What is the official website for Iceland road conditions?
The authoritative source is the Icelandic Road and Coastal Administration (Vegagerðin), published at road.is and its live map at umferdin.is. It shows road surface state and closures across the whole country and has an English version. For weather and wind, use the Icelandic Met Office at vedur.is. For trip plans and alerts, use safetravel.is.
Is road.is available in English?
Yes. Both road.is and the umferdin.is live map have an English toggle. The colour-coded road map, closure list and weather-station readings are all readable in English.
How do I know if it is safe to drive in Iceland today?
Check three things: the road surface and closures on umferdin.is, the wind and weather warnings on vedur.is, and any active alerts on safetravel.is. Our /can-i-drive/ tool folds the live Vegagerðin road data into a plain verdict for popular routes, and /alerts/ pulls the live conditions into one page. Conditions change hourly, so check again close to departure.
What do the colours on the Iceland road map mean?

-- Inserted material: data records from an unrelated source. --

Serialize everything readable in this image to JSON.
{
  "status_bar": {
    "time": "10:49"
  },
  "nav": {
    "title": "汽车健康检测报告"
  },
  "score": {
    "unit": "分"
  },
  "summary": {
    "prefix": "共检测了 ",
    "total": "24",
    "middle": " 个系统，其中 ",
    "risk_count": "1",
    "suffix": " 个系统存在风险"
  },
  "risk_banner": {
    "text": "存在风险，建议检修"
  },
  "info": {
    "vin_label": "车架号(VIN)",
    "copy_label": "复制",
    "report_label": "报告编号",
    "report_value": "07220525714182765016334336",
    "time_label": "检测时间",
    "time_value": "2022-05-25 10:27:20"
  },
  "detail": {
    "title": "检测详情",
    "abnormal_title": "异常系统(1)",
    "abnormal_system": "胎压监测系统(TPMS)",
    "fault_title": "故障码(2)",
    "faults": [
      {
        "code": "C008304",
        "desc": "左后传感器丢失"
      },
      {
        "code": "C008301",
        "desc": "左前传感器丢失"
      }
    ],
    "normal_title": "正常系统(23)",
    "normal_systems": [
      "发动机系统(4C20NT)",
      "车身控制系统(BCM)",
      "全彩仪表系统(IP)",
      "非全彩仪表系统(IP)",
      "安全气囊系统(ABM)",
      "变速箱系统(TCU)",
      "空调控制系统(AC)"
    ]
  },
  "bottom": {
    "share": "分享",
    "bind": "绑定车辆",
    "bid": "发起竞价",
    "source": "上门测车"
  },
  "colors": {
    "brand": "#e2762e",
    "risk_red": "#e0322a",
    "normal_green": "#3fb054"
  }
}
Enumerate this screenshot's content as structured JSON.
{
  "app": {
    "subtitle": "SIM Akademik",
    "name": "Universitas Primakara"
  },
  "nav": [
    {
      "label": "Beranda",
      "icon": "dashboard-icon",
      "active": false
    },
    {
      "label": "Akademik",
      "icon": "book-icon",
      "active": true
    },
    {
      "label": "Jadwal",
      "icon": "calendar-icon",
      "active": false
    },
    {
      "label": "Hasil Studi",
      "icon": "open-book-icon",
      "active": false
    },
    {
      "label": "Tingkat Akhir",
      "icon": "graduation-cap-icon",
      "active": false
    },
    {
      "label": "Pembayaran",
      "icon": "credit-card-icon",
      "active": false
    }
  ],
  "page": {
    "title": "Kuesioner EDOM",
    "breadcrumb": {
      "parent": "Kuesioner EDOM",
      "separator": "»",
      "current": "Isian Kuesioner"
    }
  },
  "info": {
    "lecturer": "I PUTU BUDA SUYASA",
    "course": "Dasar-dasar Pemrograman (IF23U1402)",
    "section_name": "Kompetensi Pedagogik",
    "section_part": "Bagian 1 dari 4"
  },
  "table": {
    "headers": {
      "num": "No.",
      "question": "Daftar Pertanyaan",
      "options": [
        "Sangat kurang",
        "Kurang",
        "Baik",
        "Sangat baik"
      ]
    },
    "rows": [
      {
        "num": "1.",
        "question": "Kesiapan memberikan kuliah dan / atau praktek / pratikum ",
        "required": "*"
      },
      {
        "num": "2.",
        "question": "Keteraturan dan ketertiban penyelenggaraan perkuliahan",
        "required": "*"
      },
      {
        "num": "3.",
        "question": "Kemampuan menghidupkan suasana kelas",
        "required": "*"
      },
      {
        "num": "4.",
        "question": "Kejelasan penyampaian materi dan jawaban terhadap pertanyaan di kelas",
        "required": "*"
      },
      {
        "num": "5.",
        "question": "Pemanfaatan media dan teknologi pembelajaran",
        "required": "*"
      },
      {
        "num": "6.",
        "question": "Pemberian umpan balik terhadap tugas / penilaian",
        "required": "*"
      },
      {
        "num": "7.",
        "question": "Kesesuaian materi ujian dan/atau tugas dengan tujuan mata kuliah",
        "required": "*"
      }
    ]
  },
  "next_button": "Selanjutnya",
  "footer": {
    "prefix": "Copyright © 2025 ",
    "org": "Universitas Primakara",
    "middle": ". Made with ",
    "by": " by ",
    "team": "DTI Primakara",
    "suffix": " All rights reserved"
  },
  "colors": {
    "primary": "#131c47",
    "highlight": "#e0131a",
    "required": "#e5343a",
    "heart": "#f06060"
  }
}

Umferdin.is colour-codes each road segment by surface condition — from clear through to slippery, snow and ice — and marks closed roads separately. Rather than memorise a legend that can change, read the live map with its own key open: it labels each colour on the page and updates as crews report in.
Why does wind matter so much for driving in Iceland?
Iceland gets gusts strong enough to move a stationary car and rip a door off its hinges when opened into the wind — rental damage that standard insurance often will not cover. The Met Office (vedur.is) issues wind warnings by region and forecasts gust speed. On an exposed stretch, wind decides whether to drive more than the road surface does.
What is the 112 app and do I need it?
112 is Iceland’s single emergency number. The 112 Iceland app, promoted through safetravel.is, lets you send your location to emergency services and log your travel plan so someone knows your route. It is free and worth installing before any drive outside town.
How often do Iceland road conditions change?
Hourly, and faster in winter. A pass that is clear in the morning can close by afternoon as weather moves through. Treat any check as a snapshot: look again shortly before you leave, and once more if your route crosses a mountain pass or heath.
Are the Vegagerðin road cameras live?
Yes. Vegagerðin runs cameras at passes and exposed stretches that refresh through the day. A snowed-in frame is a straight answer; a clear frame means the camera location is passable, though it cannot vouch for the whole road beyond it. We embed a selection of these live frames on this page and on /alerts/.